En Europe, on observe de plus en plus un clivage politique clair entre la ville et la campagne. La polarisation politique européenne au XXIe siècle semble donc être fortement liée au lieu de résidence des citoyens. C’est la conclusion d’une étude menée par des chercheurs de l’université de Cambridge.
Ils ont fondé leur thèse sur des données recueillies plus d’une décennie et demie dans 30 pays européens – les États membres de l’Union européenne plus la Norvège, la Suisse et le Royaume-Uni – depuis le début du siècle. Selon les chercheurs, ce résultat indique que la démocratie européenne est confrontée à un défi majeur.
Désillusion
Les scientifiques britanniques notent qu’une véritable géographie de la désillusion peut être dessinée en Europe. « Les divisions politiques sur le continent européen sont alimentées par la désillusion et la méfiance à l’égard de la démocratie », explique le directeur de recherche Michael Kenny, professeur de sciences politiques à l’université de Cambridge.
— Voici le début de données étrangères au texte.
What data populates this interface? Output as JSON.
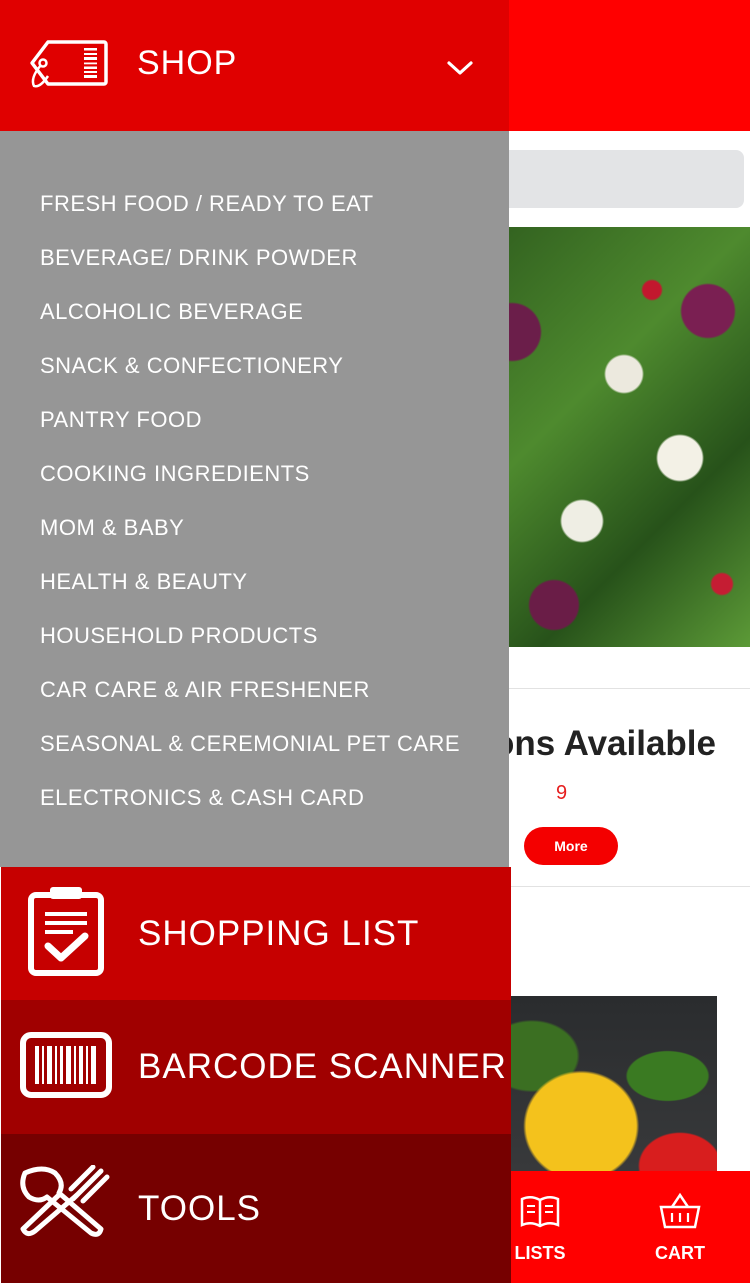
{
  "drawer": {
    "shop": {
      "label": "SHOP",
      "icon": "price-tag-icon",
      "expand_icon": "chevron-down-icon"
    },
    "categories": [
      "FRESH FOOD / READY TO EAT",
      "BEVERAGE/ DRINK POWDER",
      "ALCOHOLIC BEVERAGE",
      "SNACK & CONFECTIONERY",
      "PANTRY FOOD",
      "COOKING INGREDIENTS",
      "MOM & BABY",
      "HEALTH & BEAUTY",
      "HOUSEHOLD PRODUCTS",
      "CAR CARE & AIR FRESHENER",
      "SEASONAL & CEREMONIAL PET CARE",
      "ELECTRONICS & CASH CARD"
    ],
    "menu": [
      {
        "label": "SHOPPING LIST",
        "icon": "clipboard-check-icon"
      },
      {
        "label": "BARCODE SCANNER",
        "icon": "barcode-icon"
      },
      {
        "label": "TOOLS",
        "icon": "utensils-icon"
      }
    ]
  },
  "background": {
    "promo": {
      "heading_fragment": "ons Available",
      "count": "9",
      "more_button": "More"
    },
    "tabbar": {
      "lists_label": "LISTS",
      "cart_label": "CART"
    }
  },
  "colors": {
    "brand_red": "#ff0000",
    "shop_header": "#e00000",
    "submenu_gray": "#969696",
    "shopping_list_bg": "#c60000",
    "barcode_bg": "#a00000",
    "tools_bg": "#760000"
  }
}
« Ce fossé s’étend également des grands centres urbains aux banlieues, aux petites villes et aux zones rurales. Les habitants des régions rurales d’Europe sont ceux qui ont le moins confiance dans le système politique actuel de leur pays. En revanche, ils sont nettement plus enclins à voter aux élections que les citadins. »
« Les habitants des banlieues, des villes régionales puis de la campagne se décrivent de plus en plus comme politiquement conservateurs », précisent les chercheurs. « Ce groupe s’oppose également davantage à l’immigration et à une influence croissante de l’Union européenne, tandis que les citadins affichent généralement une attitude plus progressiste. »
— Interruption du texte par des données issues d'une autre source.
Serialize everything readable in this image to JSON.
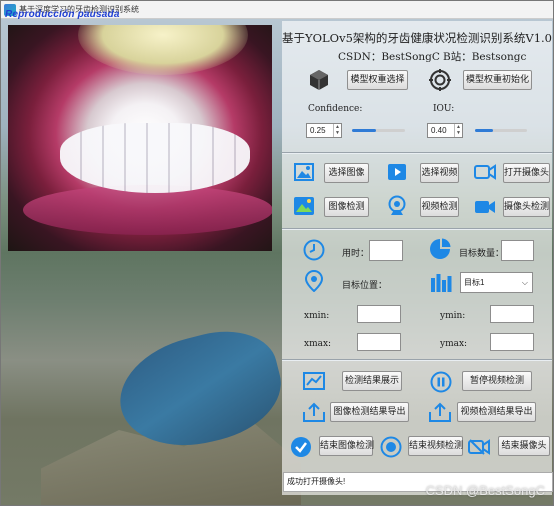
{
  "window": {
    "title": "基于深度学习的牙齿检测识别系统",
    "overlay_text": "Reproducción pausada"
  },
  "header": {
    "title": "基于YOLOv5架构的牙齿健康状况检测识别系统V1.0",
    "csdn": "CSDN：BestSongC",
    "bilibili": "B站：Bestsongc"
  },
  "model": {
    "select_label": "模型权重选择",
    "init_label": "模型权重初始化"
  },
  "params": {
    "confidence_label": "Confidence:",
    "confidence_value": "0.25",
    "iou_label": "IOU:",
    "iou_value": "0.40",
    "confidence_slider": 0.45,
    "iou_slider": 0.35
  },
  "source": {
    "select_image": "选择图像",
    "select_video": "选择视频",
    "open_camera": "打开摄像头",
    "image_detect": "图像检测",
    "video_detect": "视频检测",
    "camera_detect": "摄像头检测"
  },
  "results": {
    "time_label": "用时：",
    "count_label": "目标数量：",
    "position_label": "目标位置：",
    "target_select": "目标1",
    "xmin_label": "xmin:",
    "ymin_label": "ymin:",
    "xmax_label": "xmax:",
    "ymax_label": "ymax:"
  },
  "actions": {
    "show_results": "检测结果展示",
    "pause_video": "暂停视频检测",
    "export_image": "图像检测结果导出",
    "export_video": "视频检测结果导出",
    "end_image": "结束图像检测",
    "end_video": "结束视频检测",
    "end_camera": "结束摄像头"
  },
  "status_text": "成功打开摄像头!",
  "watermark": "CSDN @BestSongC",
  "colors": {
    "accent": "#2f7bd6",
    "icon_blue": "#1e88e5"
  }
}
« Toutefois, les zones rurales les plus pauvres ne semblent pas être les plus touchées par la désillusion. Les habitants des petites villes et des zones rurales font état de niveaux de satisfaction de la vie plus élevés, tout en exprimant une insatisfaction à l’égard des institutions démocratiques. »
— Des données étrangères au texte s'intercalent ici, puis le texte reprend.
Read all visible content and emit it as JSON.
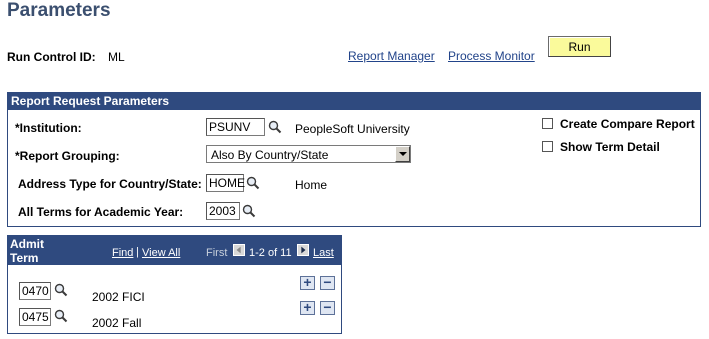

Les chercheurs mettent en évidence un fossé géographique de plus en plus profond dans les sociétés européennes, qui, selon eux, pourrait conduire à un retour aux divisions politiques brutales entre les zones urbaines et rurales du début du siècle dernier.
« Les Européens vivant en dehors des grands centres urbains ont beaucoup moins confiance dans la politique », déclare Michael Kenny. « Le désenchantement croissant dans les zones plus rurales a fourni un terrain fertile aux partis et mouvements nationalistes et populistes. Cette tendance semble également se poursuivre. »
« Les politiciens traditionnels qui espèrent séduire à nouveau les habitants des petites villes et des villages doivent offrir des opportunités économiques, mais ils doivent également prendre des mesures contre la propagation d’un sentiment de déconnexion de la politique traditionnelle et des changements qui accompagnent une économie plus mondialisée. »
Le cas français
En revanche, les opinions sur l’État-providence et la confiance dans la police – deux éléments clés de la bataille rhétorique d’après-guerre entre la gauche et la droite – n’ont pas, selon les chercheurs, révélé de divisions entre les zones urbaines et rurales. « Les préoccupations relatives au droit et au bien-être ne sont peut-être plus la clé de la géographie politique de l’Europe dans la nouvelle ère populiste », suggère Kenny.
L’année dernière, une étude de l’université de Cambridge a mis en évidence un déclin mondial de la satisfaction à l’égard de la démocratie. La nouvelle étude suggère que ce mécontentement croissant – en particulier en Europe – est plus aigu dans les zones rurales.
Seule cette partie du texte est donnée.